Some 350,000 supply lines bringing drinking water to New Jersey residents are thought to have lead components

Catherine McCabe

Department of Environmental Protection Commissioner Catherine McCabe

Tom Johnson reports for NJ Spotlight:

It could cost up to $2.3 billion to replace all of the estimated 350,000 water-service lines in New Jersey with lead issues, according to projections by the state Department of Environmental Protection.

Where the state is going to find the money to tackle the problem remains a mystery, one that popped up as DEP Commissioner Catherine McCabe was questioned yesterday by lawmakers during the agency’s annual appearance before the Senate Budget and Appropriations Committee.

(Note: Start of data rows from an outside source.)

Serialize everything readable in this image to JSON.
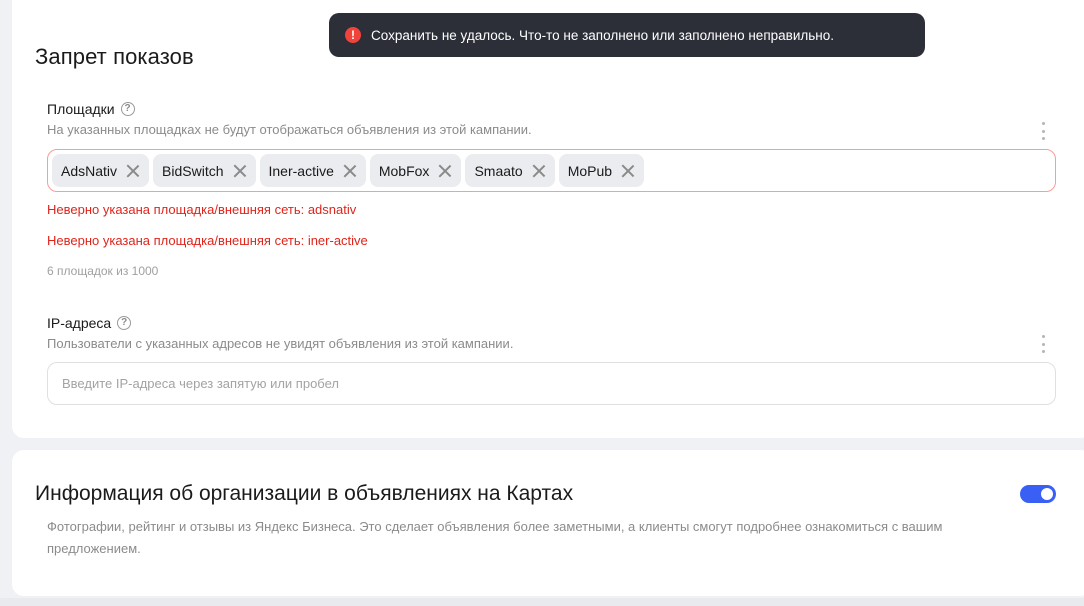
{
  "toast": {
    "icon": "error-icon",
    "message": "Сохранить не удалось. Что-то не заполнено или заполнено неправильно."
  },
  "exclusions": {
    "title": "Запрет показов",
    "platforms": {
      "label": "Площадки",
      "hint": "На указанных площадках не будут отображаться объявления из этой кампании.",
      "tags": [
        "AdsNativ",
        "BidSwitch",
        "Iner-active",
        "MobFox",
        "Smaato",
        "MoPub"
      ],
      "errors": [
        "Неверно указана площадка/внешняя сеть: adsnativ",
        "Неверно указана площадка/внешняя сеть: iner-active"
      ],
      "counter": "6 площадок из 1000"
    },
    "ip": {
      "label": "IP-адреса",
      "hint": "Пользователи с указанных адресов не увидят объявления из этой кампании.",
      "value": "",
      "placeholder": "Введите IP-адреса через запятую или пробел"
    }
  },
  "maps": {
    "title": "Информация об организации в объявлениях на Картах",
    "description": "Фотографии, рейтинг и отзывы из Яндекс Бизнеса. Это сделает объявления более заметными, а клиенты смогут подробнее ознакомиться с вашим предложением.",
    "toggle_on": true
  },
  "colors": {
    "accent": "#3a5ff5",
    "error": "#e0241b",
    "toast_bg": "#2c2f38"
  }
}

“That’s a statewide problem,’’ said Sen. Troy Singleton (D-Burlington), referring to lead service lines that contribute to unsafe levels of the heavy metal in drinking water, not only in urban areas, like Newark and Trenton, but all over the state.

“In terms of financing, that’s our biggest challenge,’’ McCabe replied. “We don’t have enough funds to do it. I would put the ball back in the Legislature’s court so that we all could work together to brainstorm ways to help the people who have to replace those lead lines.’’

The issue of how to address the state’s well-recognized problems with lead in drinking water has emerged as a priority ever since Gov. Phil Murphy said it is time to focus on water-infrastructure problems in his State of the State address in January. More than 1.5 million people in New Jersey get their potable water from service lines with elevated levels of lead, according to Murphy.

Current patchwork fix doesn’t hit the mark

The department arrived at the projected $2.3 billion cost by taking the estimate of 350,000 lead service lines in New Jersey provided by the American Water Works Association and assuming an average replacement cost of $6,500 ($3,000-$10,000, depending on location).

With no permanent funding in place, the state is relying on a patchwork of ways to finance replacement of lead lines — some on the local level, others with the state providing funding assistance.

Lead pipe replacement, Newark

Credit: NJTV News Replacing lead pipes in Newark

In March, Newark launched a $75-million bonding program designed to replace up to 15,000 service lines from the curb into residences. Those lines have been found to be leaching lead, making it unsafe particularly for young children and infants living in the homes.

Besides Newark, the city of Trenton and the Suez company have been ordered to replace lead service lines, the latter in homes in northern New Jersey where 8,600 of its customers are estimated to have lead service lines.